Le porte-parole du ministère du Commerce, de l’Industrie et du Tourisme, Dismas Baradandikanya reconnaît qu’il y a des produits qui sont exportés illégalement. Pourtant, affirme-t-il, le ministère régule les exportations : « Nous délivrons le certificat d’exportation ». Les obstacles, explique le porte-parole du ministère du commerce, se trouvent au niveau de l’Office Burundais des Recettes (OBR) et la police : « Très souvent, ils laissent passer des exportations illégales ou clandestines des marchandises, y compris les produits sensibles comme le riz, le sucre, le blé, le maïs, le riz, la farine de blé et de maïs. » Le porte-parole du ministère du Commerce affirme que l’exportation des mandarines de Rumonge n’et pas autorisée : « Seuls ceux de Matongo, province Kayanza possèdent des certificats d’exportation délivrées par notre ministère. » Il estime, en outre, que le protectionnisme n’est pas une solution pour le Burundi : « On ne s’auto-suffit pas. Le Rwanda pourrait aussi empêcher l’exportation de ses pommes de terre au Burundi, et la Tanzanie pourrait bloquer la farine de manioc. » Toutefois, Selon une source, la Tanzanie a limité l’exportation du riz, et les négociations seraient en cours avec le Burundi pour débloquer la situation.
« Ils réfutent les allégations portées contre eux »

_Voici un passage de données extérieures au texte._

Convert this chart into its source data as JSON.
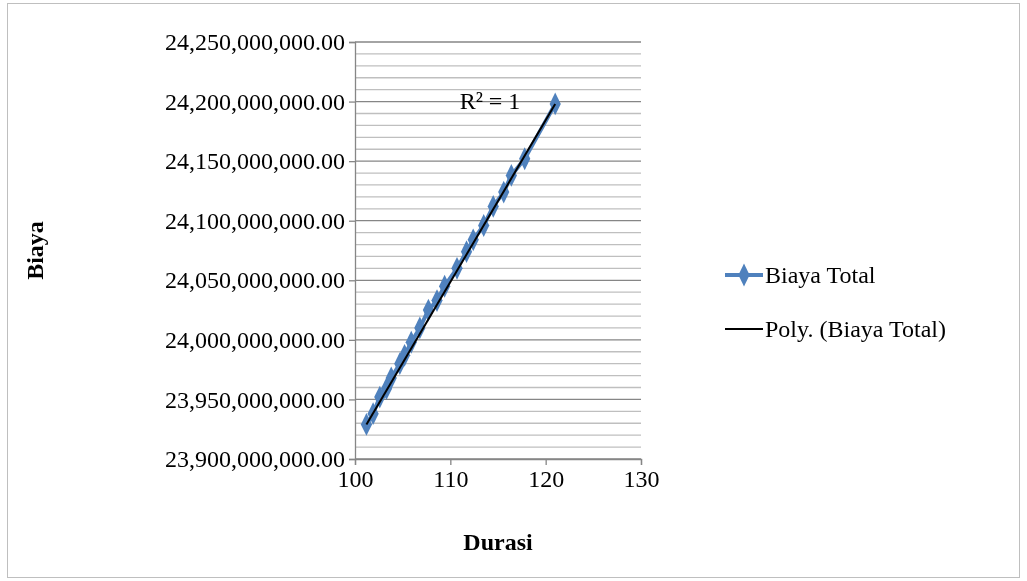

L’OBR n’y est pour rien, affirme Dieudonné Kwizera, son porte-parole. Pour lui, c’est le ministère du Commerce qui doit réguler le commerce : « S’il livre des attestations d’exportation, il faut qu’elles soient accompagnées par une ordonnance ministérielle. » Sinon, d’après M. Kwizera, l’OBR peut penser qu’ils auraient décidé de laisser passer certaines marchandises lors des rencontres régionales. Et d’ajouter que les agents de l’OBR rentrent chez eux à 17h30 minutes : « S’il y a des marchandises qui passent par les frontières après cette heure, il faut interroger la police. » Pour le porte-parole de la police nationale, Elie Bizindavyi, les agents de la police qui sont sur les frontières ont une mission précise : « Ils contrôlent le mouvement des personnes et les bagages qu’ils portent pour vérifier s’il n’y a pas d’objets qui peuvent nuire à la sécurité. » La régularité des documents d’importation ou d’exportation des marchandises est la tâche de l’OBR, selon Elie Bizindavyi.